Lab2_20150923

Lab 2: Ray Tracing a Circle

September 23, 2015

In this lab, you will learn how to implement a very simple ray tracer that does the following things:

• Set up a pinhole camera
• Generate primary rays for this camera
• Ray-trace a circle

Getting set up

If you haven't done so, please clone icg into some folder. For this example, it will be cloned into the Desktop (~/Deskop). We can do this by opening a terminal and entering the following (alternatively, you can download the source code zip archive to the Desktop and extract it):

~: git clone https://github.com/luckysama/icg.git ~/Desktop/icg

Once it is cloned (or unzipped) do one of the following:

• In the same terminal, type:

~: cd Desktop/icg
~/Desktop/icg: open -a "Qt\ Creator.app" CMakeLists.txt

• or, open Qt Creator, and go to "File > Open File or Project..." and select Desktop/icg/CMakeLists.txt.

If everything is set up correctly, we can now move on to create the necessary files.

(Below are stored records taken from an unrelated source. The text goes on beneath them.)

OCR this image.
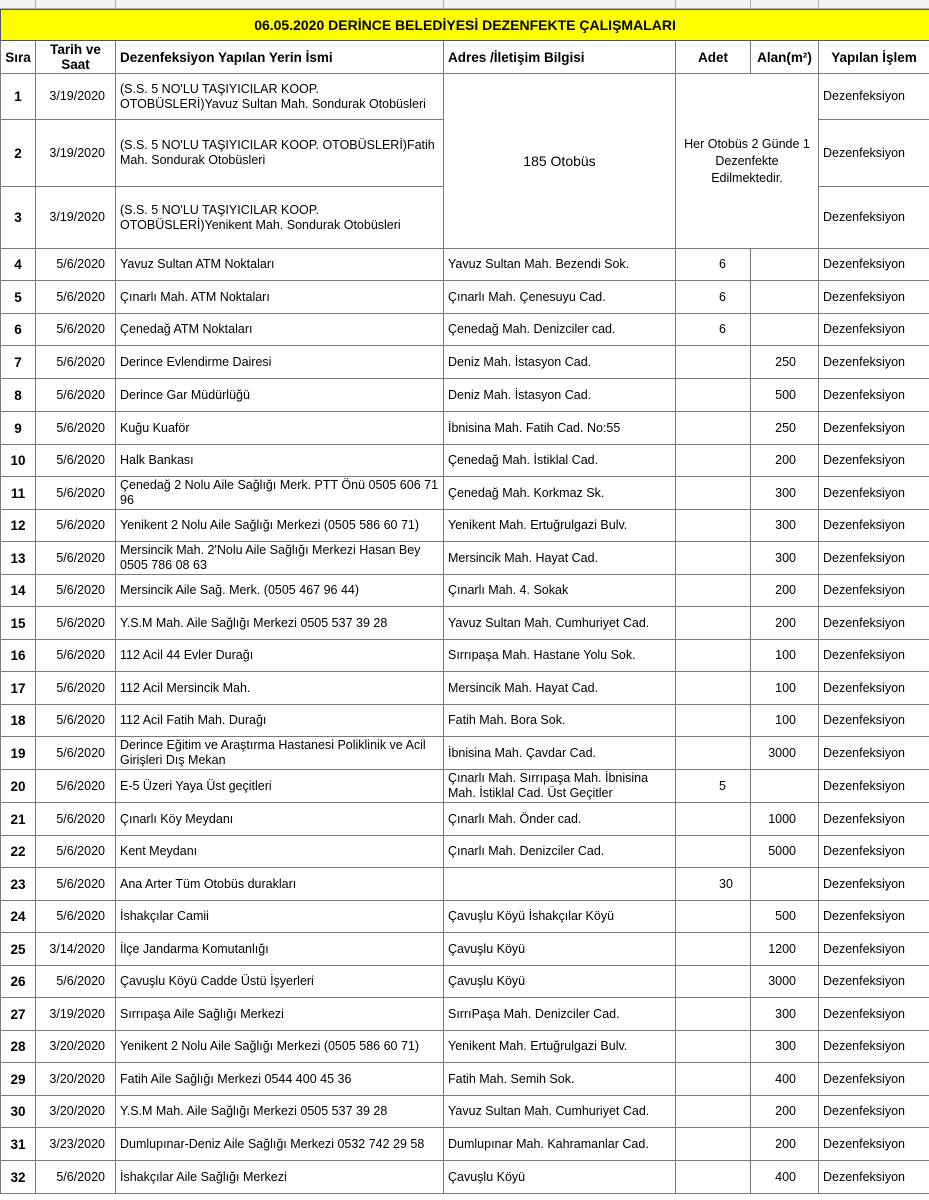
06.05.2020 DERİNCE BELEDİYESİ DEZENFEKTE ÇALIŞMALARI						
Sıra	Tarih ve Saat	Dezenfeksiyon Yapılan Yerin İsmi	Adres /İletişim Bilgisi	Adet	Alan(m²)	Yapılan İşlem
1	3/19/2020	(S.S. 5 NO'LU TAŞIYICILAR KOOP. OTOBÜSLERİ)Yavuz Sultan Mah. Sondurak Otobüsleri	185 Otobüs	Her Otobüs 2 Günde 1 Dezenfekte Edilmektedir.		Dezenfeksiyon
2	3/19/2020	(S.S. 5 NO'LU TAŞIYICILAR KOOP. OTOBÜSLERİ)Fatih Mah. Sondurak Otobüsleri				Dezenfeksiyon
3	3/19/2020	(S.S. 5 NO'LU TAŞIYICILAR KOOP. OTOBÜSLERİ)Yenikent Mah. Sondurak Otobüsleri				Dezenfeksiyon
4	5/6/2020	Yavuz Sultan ATM Noktaları	Yavuz Sultan Mah. Bezendi Sok.	6		Dezenfeksiyon
5	5/6/2020	Çınarlı Mah. ATM Noktaları	Çınarlı Mah. Çenesuyu Cad.	6		Dezenfeksiyon
6	5/6/2020	Çenedağ ATM Noktaları	Çenedağ Mah. Denizciler cad.	6		Dezenfeksiyon
7	5/6/2020	Derince Evlendirme Dairesi	Deniz Mah. İstasyon Cad.		250	Dezenfeksiyon
8	5/6/2020	Derince Gar Müdürlüğü	Deniz Mah. İstasyon Cad.		500	Dezenfeksiyon
9	5/6/2020	Kuğu Kuaför	İbnisina Mah. Fatih Cad. No:55		250	Dezenfeksiyon
10	5/6/2020	Halk Bankası	Çenedağ Mah. İstiklal Cad.		200	Dezenfeksiyon
11	5/6/2020	Çenedağ 2 Nolu Aile Sağlığı Merk. PTT Önü 0505 606 71 96	Çenedağ Mah. Korkmaz Sk.		300	Dezenfeksiyon
12	5/6/2020	Yenikent 2 Nolu Aile Sağlığı Merkezi (0505 586 60 71)	Yenikent Mah. Ertuğrulgazi Bulv.		300	Dezenfeksiyon
13	5/6/2020	Mersincik Mah. 2'Nolu Aile Sağlığı Merkezi Hasan Bey 0505 786 08 63	Mersincik Mah. Hayat Cad.		300	Dezenfeksiyon
14	5/6/2020	Mersincik Aile Sağ. Merk. (0505 467 96 44)	Çınarlı Mah. 4. Sokak		200	Dezenfeksiyon
15	5/6/2020	Y.S.M Mah. Aile Sağlığı Merkezi 0505 537 39 28	Yavuz Sultan Mah. Cumhuriyet Cad.		200	Dezenfeksiyon
16	5/6/2020	112 Acil 44 Evler Durağı	Sırrıpaşa Mah. Hastane Yolu Sok.		100	Dezenfeksiyon
17	5/6/2020	112 Acil Mersincik Mah.	Mersincik Mah. Hayat Cad.		100	Dezenfeksiyon
18	5/6/2020	112 Acil Fatih Mah. Durağı	Fatih Mah. Bora Sok.		100	Dezenfeksiyon
19	5/6/2020	Derince Eğitim ve Araştırma Hastanesi Poliklinik ve Acil Girişleri Dış Mekan	İbnisina Mah. Çavdar Cad.		3000	Dezenfeksiyon
20	5/6/2020	E-5 Üzeri Yaya Üst geçitleri	Çınarlı Mah. Sırrıpaşa Mah. İbnisina Mah. İstiklal Cad. Üst Geçitler	5		Dezenfeksiyon
21	5/6/2020	Çınarlı Köy Meydanı	Çınarlı Mah. Önder cad.		1000	Dezenfeksiyon
22	5/6/2020	Kent Meydanı	Çınarlı Mah. Denizciler Cad.		5000	Dezenfeksiyon
23	5/6/2020	Ana Arter Tüm Otobüs durakları		30		Dezenfeksiyon
24	5/6/2020	İshakçılar Camii	Çavuşlu Köyü İshakçılar Köyü		500	Dezenfeksiyon
25	3/14/2020	İlçe Jandarma Komutanlığı	Çavuşlu Köyü		1200	Dezenfeksiyon
26	5/6/2020	Çavuşlu Köyü Cadde Üstü İşyerleri	Çavuşlu Köyü		3000	Dezenfeksiyon
27	3/19/2020	Sırrıpaşa Aile Sağlığı Merkezi	SırrıPaşa Mah. Denizciler Cad.		300	Dezenfeksiyon
28	3/20/2020	Yenikent 2 Nolu Aile Sağlığı Merkezi (0505 586 60 71)	Yenikent Mah. Ertuğrulgazi Bulv.		300	Dezenfeksiyon
29	3/20/2020	Fatih Aile Sağlığı Merkezi 0544 400 45 36	Fatih Mah. Semih Sok.		400	Dezenfeksiyon
30	3/20/2020	Y.S.M Mah. Aile Sağlığı Merkezi 0505 537 39 28	Yavuz Sultan Mah. Cumhuriyet Cad.		200	Dezenfeksiyon
31	3/23/2020	Dumlupınar-Deniz Aile Sağlığı Merkezi 0532 742 29 58	Dumlupınar Mah. Kahramanlar Cad.		200	Dezenfeksiyon
32	5/6/2020	İshakçılar Aile Sağlığı Merkezi	Çavuşlu Köyü		400	Dezenfeksiyon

While you can write all of your code in the provided main.cpp file, it is recommended (both for this and in general) to split up your code into several files. With this in mind, create the following files in the same folder that contains main (here ~/Desktop/icg/raytrace):

1. Camera.h (Optional: see Appendix 1 about declaring things in headers)
2. Circle.h
3. ImagePlane.h

Once the files are ready, go back to Qt Creator, and go to "Build > Run CMake". Once that finishes, you should see that under the raytrace folder, the new files will appear. With this, you can proceed to the next section.

The Camera

Here we will implement a simplified version of a Pinhole camera. To accomplish this, we only need the position of the camera and a way to create rays. With all these in mind, let's write some code! First, lets look at Camera.h (if you want to know more, you can look at Appendix 1 regarding the usage of #pragma once and Appendix 2 regarding inline):

#pragma once
#include "icg_common.h"
#include <Eigen/Geometry>

class Camera{
public:
    // We only need the position of the camera.
    Camera(vec3 const& eye) : mEye(eye) { }

    // Given coordinates of a pixel in the view plane, we generate its primary ray
    inline Eigen::ParametrizedLine<float, 3> generateRay(vec3 const& pt){
        typedef Eigen::ParametrizedLine<float, 3> ray3;

        vec3 origin = mEye
        vec3 direction = mEye - pt;
        return ray3(origin, direction);
    }

private:
    vec3 mEye; // The position of the camera.
};

The Circle

Intersecting a circle is very similar to intersecting with a plane. The only difference is that once we compute the hit point with the plane that contains the circle, we need to make sure that the distance between that point and our centre is less than our radius.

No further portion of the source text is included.